Ronan nodded and hurried away.
Beyond the gates, Ronan faced a right turn to a wide golden stairway that followed the marble wall, curving to the left and upward around the base of the acropolis. To his right lay the line of life-size statuary of lesser gods. They stood atop the newel piers of a railing along the cliff edge, a drop so far down, the bottom disappeared into the cloud cover below. As he raced up the curved stairway, he would have passed a few hundred statues before reaching the top, but he realized that he had no memory of Chiron ever visiting Olympus, so he had no knowledge of its layout. He hadn't a clue where to find the temple to Zeus. So, he burned away his shirt, manifested his giant white wings, and took to the air.
Due to its extreme age, and contrary to all expectations, Olympus looked old-fashioned in an unappealing way that couldn't even match the beauty of the Athenian acropolis in its prime. That acropolis—built hundreds of years later, largely by Ictinus, the greatest architect of ancient Athens, during the fifth century before the common era—had the benefit of many centuries of human innovations and a greater understanding of architectural beauty. Ictinus would have found the aesthetics of Olympus appalling. Rather than a focus on great visual appeal, what Olympus had was great quantities of gold—as if that represented the pinnacle of elegance and beauty. It had gold streets, gold roofs, gold this, gold that, it had an overuse of gold to the point of monotony which gave Ronan, who flew above it all, difficulty when trying to distinguish one thing from another.
Oddly, he could find no one on the streets and wondered where they might have gone. When he spied a thin trail of smoke rising above one of the courtyards, he knew where to find Poseidon.
The Brazen Bull of Phalaris consisted of a life-size hollow bull made of bronze. A hatch on its back allowed authorities to seal the condemned inside it, and a fire built beneath it would then bake to death its occupant. The method of torture and execution seemed so horrific and cruel that historians have had difficulty believing it ever existed, but they had pronounced it one of the worst ever conceived if it had, and arguably only a sadistic maniac would ever dream of using it. However, the Athenian Perilaus created it for the Sicilian tyrant, King Phalaris, who fit that description well. Perilaus told Phalaris that once the screaming inside began, it would echo through a series of chambers and tubes built within it and would exit the bull's mouth and nose sounding like those noises made by a real bull. According to the story, the king loved it and wanted a demonstration, but unfortunately, he had no one on which to test it. However, Phalaris had its inventor Perilaus who—in short order—became its first victim.

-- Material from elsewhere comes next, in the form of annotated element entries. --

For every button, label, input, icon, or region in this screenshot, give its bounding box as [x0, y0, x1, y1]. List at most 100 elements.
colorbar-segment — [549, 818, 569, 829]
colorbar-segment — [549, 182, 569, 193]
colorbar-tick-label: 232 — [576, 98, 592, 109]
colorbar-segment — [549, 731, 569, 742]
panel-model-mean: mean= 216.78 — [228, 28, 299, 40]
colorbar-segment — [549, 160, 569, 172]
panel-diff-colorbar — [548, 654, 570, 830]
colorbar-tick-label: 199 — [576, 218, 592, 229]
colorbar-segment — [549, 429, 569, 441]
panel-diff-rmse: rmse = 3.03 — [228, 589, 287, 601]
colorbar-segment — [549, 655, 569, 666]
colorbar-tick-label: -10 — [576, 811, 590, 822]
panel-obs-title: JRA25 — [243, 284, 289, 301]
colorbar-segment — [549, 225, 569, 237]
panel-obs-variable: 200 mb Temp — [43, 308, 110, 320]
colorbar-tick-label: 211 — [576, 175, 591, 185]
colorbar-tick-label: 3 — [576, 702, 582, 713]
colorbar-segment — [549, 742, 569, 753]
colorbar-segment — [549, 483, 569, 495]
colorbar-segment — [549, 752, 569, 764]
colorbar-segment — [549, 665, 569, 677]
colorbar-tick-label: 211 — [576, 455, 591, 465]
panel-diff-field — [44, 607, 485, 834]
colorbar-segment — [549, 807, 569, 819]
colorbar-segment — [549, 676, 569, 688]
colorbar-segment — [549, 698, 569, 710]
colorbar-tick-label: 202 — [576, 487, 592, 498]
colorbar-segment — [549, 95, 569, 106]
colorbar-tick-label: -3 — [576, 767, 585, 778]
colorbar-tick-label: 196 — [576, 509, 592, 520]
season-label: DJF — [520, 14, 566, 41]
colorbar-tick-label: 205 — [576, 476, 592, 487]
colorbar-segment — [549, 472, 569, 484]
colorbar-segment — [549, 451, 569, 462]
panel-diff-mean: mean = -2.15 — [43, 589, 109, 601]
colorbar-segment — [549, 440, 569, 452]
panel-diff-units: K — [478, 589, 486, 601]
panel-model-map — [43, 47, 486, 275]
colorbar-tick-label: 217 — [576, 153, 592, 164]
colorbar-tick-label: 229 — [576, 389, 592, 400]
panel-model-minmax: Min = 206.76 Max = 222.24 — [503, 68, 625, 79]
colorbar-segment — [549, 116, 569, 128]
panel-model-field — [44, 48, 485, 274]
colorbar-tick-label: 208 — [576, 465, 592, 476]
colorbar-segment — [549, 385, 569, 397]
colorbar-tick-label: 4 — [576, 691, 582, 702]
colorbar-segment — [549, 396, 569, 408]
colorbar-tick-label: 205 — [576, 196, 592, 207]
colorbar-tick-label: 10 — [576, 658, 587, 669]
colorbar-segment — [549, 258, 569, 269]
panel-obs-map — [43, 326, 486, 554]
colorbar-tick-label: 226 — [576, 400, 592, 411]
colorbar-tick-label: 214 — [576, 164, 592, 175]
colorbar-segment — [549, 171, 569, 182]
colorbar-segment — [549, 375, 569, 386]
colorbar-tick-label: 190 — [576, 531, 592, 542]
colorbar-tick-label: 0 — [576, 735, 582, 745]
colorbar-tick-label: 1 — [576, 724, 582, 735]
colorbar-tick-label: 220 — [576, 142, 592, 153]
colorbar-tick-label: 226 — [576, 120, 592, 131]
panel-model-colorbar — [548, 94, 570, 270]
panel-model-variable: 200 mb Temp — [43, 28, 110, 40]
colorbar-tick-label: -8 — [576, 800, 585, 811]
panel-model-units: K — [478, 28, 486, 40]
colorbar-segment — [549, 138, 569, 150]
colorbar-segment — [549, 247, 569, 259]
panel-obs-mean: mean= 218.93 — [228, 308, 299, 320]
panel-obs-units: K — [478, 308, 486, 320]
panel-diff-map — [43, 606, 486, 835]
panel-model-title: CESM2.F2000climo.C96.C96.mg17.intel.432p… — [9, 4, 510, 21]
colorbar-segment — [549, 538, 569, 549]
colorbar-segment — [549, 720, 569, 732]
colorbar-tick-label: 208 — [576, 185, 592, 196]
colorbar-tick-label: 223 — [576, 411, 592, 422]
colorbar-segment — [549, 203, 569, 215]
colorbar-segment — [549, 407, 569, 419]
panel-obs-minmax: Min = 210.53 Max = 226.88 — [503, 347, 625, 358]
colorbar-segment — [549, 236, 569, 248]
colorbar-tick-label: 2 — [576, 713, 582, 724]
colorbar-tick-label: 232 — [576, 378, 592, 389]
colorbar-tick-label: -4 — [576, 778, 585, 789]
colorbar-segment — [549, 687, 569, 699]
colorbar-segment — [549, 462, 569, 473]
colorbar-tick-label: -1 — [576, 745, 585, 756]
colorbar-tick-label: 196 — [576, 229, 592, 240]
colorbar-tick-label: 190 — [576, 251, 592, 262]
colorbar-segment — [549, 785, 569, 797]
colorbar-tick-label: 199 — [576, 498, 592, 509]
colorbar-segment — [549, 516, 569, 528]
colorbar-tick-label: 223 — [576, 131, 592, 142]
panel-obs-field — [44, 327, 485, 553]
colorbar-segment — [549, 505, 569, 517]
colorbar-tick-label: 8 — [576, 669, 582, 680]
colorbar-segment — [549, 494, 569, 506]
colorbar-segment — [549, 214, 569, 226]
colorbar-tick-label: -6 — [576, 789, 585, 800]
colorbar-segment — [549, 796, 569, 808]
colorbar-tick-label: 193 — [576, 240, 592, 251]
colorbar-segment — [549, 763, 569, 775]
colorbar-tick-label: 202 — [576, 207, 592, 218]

It hadn't surprised Ronan that the Brazen Bull appealed to Zeus, not only would it give him a means to torture someone, but he had taken the bull as one of his symbols when he cheated on his wife Hera with Europa long before then. This caused many on Olympus to note how baking inside the bull paralleled life on Olympus under Zeus's tyranny.
The courtyard in front of Zeus's temple held a beautiful garden, with a wide variety of colored bulb plantings in permanent bloom. In the center, the bronze bull stood atop a massive slab of marble that carried the scorch marks from the fires of the bull's previous usage. When Ronan arrived, he saw the fire had just started. From a distance, he reached out his hand and imitated grabbing the burning wood beneath it and flung it, causing it to fly off into the distance. He raised his hand concentrated for a split second, snapped his fingers and time stopped, leaving him in an angelic glow within his personal time-field. When he landed, his wings burned away in a line of fiery embering as he rushed to the bull. He grabbed the locking mechanism and tore it from its hasp. Having thrown back the hatch, he saw Poseidon inside curled into a ball, his face wet with tears in an expression of abject terror. With his hand glowing evermore brightly, Ronan placed it inside and touched Poseidon, giving him his own time-field.
Poseidon gasped in fright at the sudden change.
"It's me!" said Ronan.
"Ronan!" He said in panic. "Get me out of this thing!"
After helping him climb out, the moment Poseidon's feet touched the ground, he hugged Ronan.